Adjudication and the Precautionary Principle in the EU and the WTO

Judicial review of administrative use of scientific evidence when adopting precautionary measures

by Jostein Røynesdal

Literature on the precautionary principle has increased in volume over the last 15 years, ranging from observations on developments in case law, areas of application and differing views, to extensive analyses describing the value and impact of the precautionary principle as a tool for scientists, administrators and politicians. This paper does not make any assessment of the virtue, the value, or the importance of the precautionary principle. The focus is on the legal core of the precautionary principle: its effects on the law and the assessment of scientific data before the courts.

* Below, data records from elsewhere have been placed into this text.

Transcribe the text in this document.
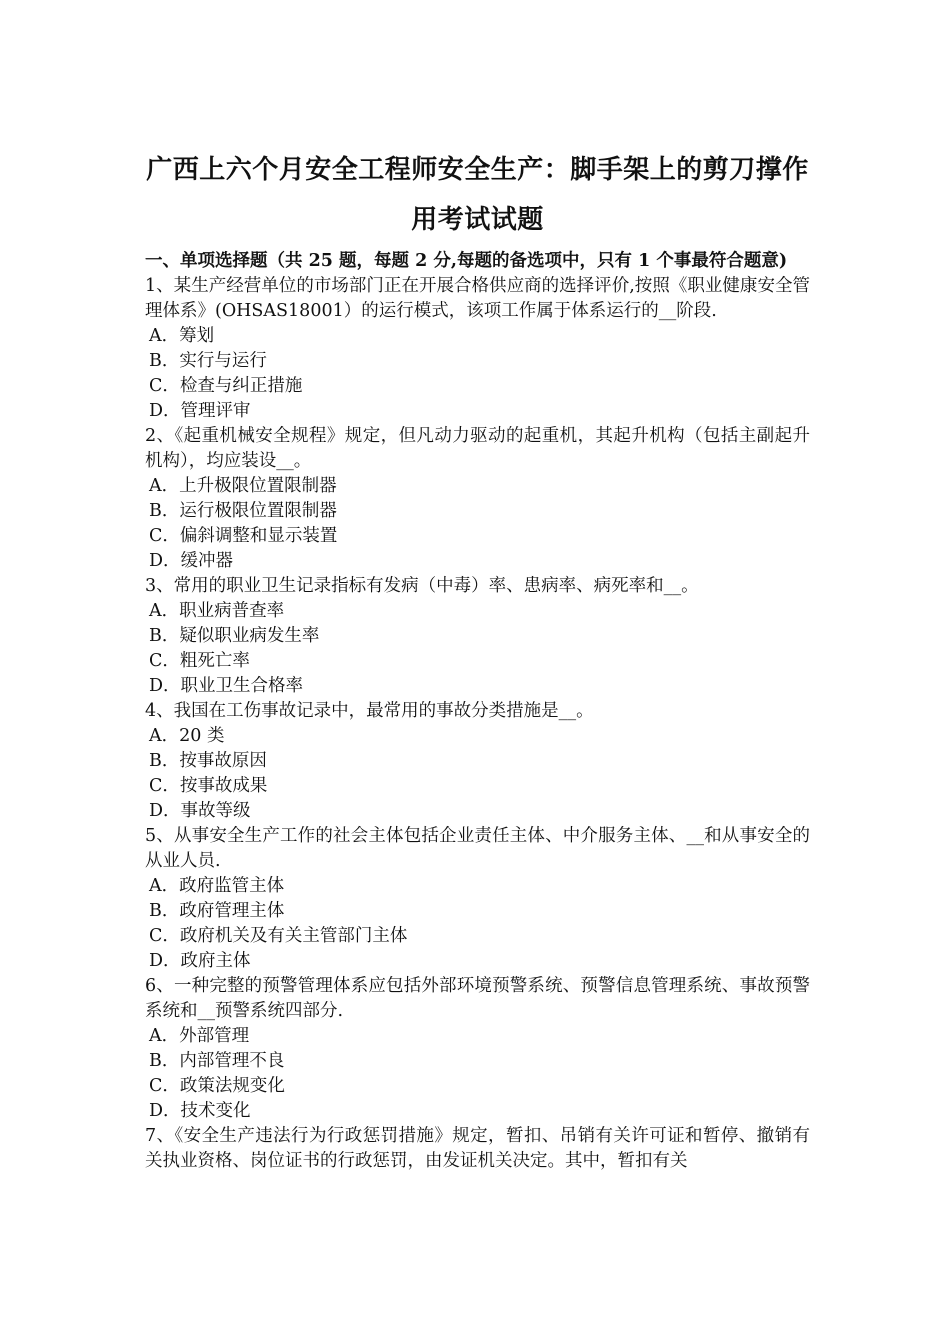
广西上六个月安全工程师安全生产：脚手架上的剪刀撑作用考试试题

一、单项选择题（共 25 题，每题 2 分,每题的备选项中，只有 1 个事最符合题意)

1、某生产经营单位的市场部门正在开展合格供应商的选择评价,按照《职业健康安全管理体系》(OHSAS18001）的运行模式，该项工作属于体系运行的__阶段.

A．筹划

B．实行与运行

C．检查与纠正措施

D．管理评审

2、《起重机械安全规程》规定，但凡动力驱动的起重机，其起升机构（包括主副起升机构），均应装设__。

A．上升极限位置限制器

B．运行极限位置限制器

C．偏斜调整和显示装置

D．缓冲器

3、常用的职业卫生记录指标有发病（中毒）率、患病率、病死率和__。

A．职业病普查率

B．疑似职业病发生率

C．粗死亡率

D．职业卫生合格率

4、我国在工伤事故记录中，最常用的事故分类措施是__。

A．20 类

B．按事故原因

C．按事故成果

D．事故等级

5、从事安全生产工作的社会主体包括企业责任主体、中介服务主体、__和从事安全的从业人员.

A．政府监管主体

B．政府管理主体

C．政府机关及有关主管部门主体

D．政府主体

6、一种完整的预警管理体系应包括外部环境预警系统、预警信息管理系统、事故预警系统和__预警系统四部分.

A．外部管理

B．内部管理不良

C．政策法规变化

D．技术变化

7、《安全生产违法行为行政惩罚措施》规定，暂扣、吊销有关许可证和暂停、撤销有关执业资格、岗位证书的行政惩罚，由发证机关决定。其中，暂扣有关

Through focus on developments of the precautionary principle in EC and WTO case law, the primary goal of this paper is by analysis to identify the impact of the precautionary principle in legal proceedings in relation to scientific risk assessments and administrative risk conclusions. The most contentious question in this respect seems to concern the level of knowledge concerning problems of causal relationships between a substance or procedure and a given hazard. An important part of the analysis is to look at the standards set by the judiciary when reviewing precautionary measures. Weighing the conflicting interests between involved parties under scientific uncertainty seems to pose a challenging and balancing task for the judiciary, especially in relation to political discretion. It seems that discretion is often placed where it furthers the treaty in question and serves integration and harmonisation.